Améliorer le confort

Le Micro Festival compte deux sources principales de rentrées financières. Il bénéficie d’un soutien public et privé mais il repose surtout entre 85 et 90% sur des fonds propres. “Avant, la billetterie représentait 20% et le bar 80. Maintenant, on est quasi à du 50/50. C’est lié à la hausse du coût des céréales et de la brasserie. On essaie de concilier tout ça avec la dimension éthique, morale, d’accessibilité. On ne veut pas prendre le festivalier pour un portefeuille sur pattes. Tout en sachant que c’est dans l’ADN du Micro que d’être Micro. Et que partir sur des publics plus importants permet de réaliser des économies d’échelle.”

Un travail d’équilibriste. En 2019, l’année où il s’est offert une seconde scène par un concours de circonstances plus que par volonté d’expansion, le Micro a “pris une boîte” comme on dit dans le jargon. “On avait mal anticipé une série de coûts. Ce n’était pas énorme, mais un trou de 20 000 boules, ça met directement le festival en péril.”

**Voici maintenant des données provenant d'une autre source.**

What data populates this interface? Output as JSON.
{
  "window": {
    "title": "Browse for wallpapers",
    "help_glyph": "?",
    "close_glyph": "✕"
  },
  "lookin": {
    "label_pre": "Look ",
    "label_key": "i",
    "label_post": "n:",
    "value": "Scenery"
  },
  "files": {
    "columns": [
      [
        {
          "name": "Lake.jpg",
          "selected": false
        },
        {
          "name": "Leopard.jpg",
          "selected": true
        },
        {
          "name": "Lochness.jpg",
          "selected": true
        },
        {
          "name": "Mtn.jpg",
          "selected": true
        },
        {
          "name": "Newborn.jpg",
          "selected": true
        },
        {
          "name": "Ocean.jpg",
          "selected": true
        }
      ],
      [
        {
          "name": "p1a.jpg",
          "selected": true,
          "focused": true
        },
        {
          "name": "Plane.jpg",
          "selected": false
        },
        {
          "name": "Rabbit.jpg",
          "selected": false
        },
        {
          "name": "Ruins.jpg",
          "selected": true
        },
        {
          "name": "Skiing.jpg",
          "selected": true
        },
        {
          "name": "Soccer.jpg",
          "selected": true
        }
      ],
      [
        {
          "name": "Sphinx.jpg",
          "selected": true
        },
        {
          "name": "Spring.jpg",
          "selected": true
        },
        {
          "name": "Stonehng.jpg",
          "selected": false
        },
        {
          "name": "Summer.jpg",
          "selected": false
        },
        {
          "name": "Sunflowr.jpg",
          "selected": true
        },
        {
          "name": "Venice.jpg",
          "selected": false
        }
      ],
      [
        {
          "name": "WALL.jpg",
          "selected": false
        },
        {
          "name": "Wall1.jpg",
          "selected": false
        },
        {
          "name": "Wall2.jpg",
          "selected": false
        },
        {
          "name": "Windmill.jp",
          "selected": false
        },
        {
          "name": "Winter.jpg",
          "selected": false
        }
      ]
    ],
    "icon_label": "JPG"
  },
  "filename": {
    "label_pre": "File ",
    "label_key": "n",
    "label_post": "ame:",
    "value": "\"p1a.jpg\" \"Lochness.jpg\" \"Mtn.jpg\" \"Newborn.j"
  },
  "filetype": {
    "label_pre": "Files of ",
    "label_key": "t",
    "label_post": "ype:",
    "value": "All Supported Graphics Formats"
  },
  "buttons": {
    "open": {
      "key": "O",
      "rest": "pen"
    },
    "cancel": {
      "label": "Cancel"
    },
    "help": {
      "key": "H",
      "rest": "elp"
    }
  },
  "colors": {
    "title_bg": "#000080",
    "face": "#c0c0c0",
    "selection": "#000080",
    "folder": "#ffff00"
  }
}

Cette année-là, un nouveau public, plus jeune, s’est emparé de l’événement et a complété le modèle. Depuis lors, le Micro accueille 2 500 personnes par jour, dont 1500 pour le week-end. “On ne veut pas de ce moment où ça déborde et ça devient désagréable. Grandir n’est plus possible en termes de taille, de jauge. Mais l’année dernière, on a ajouté un jour complet (le dimanche a remplacé la mise en bouche du jeudi soir). À partir d’un moment, grandir, c’est se stabiliser, se pérenniser, se sécuriser.”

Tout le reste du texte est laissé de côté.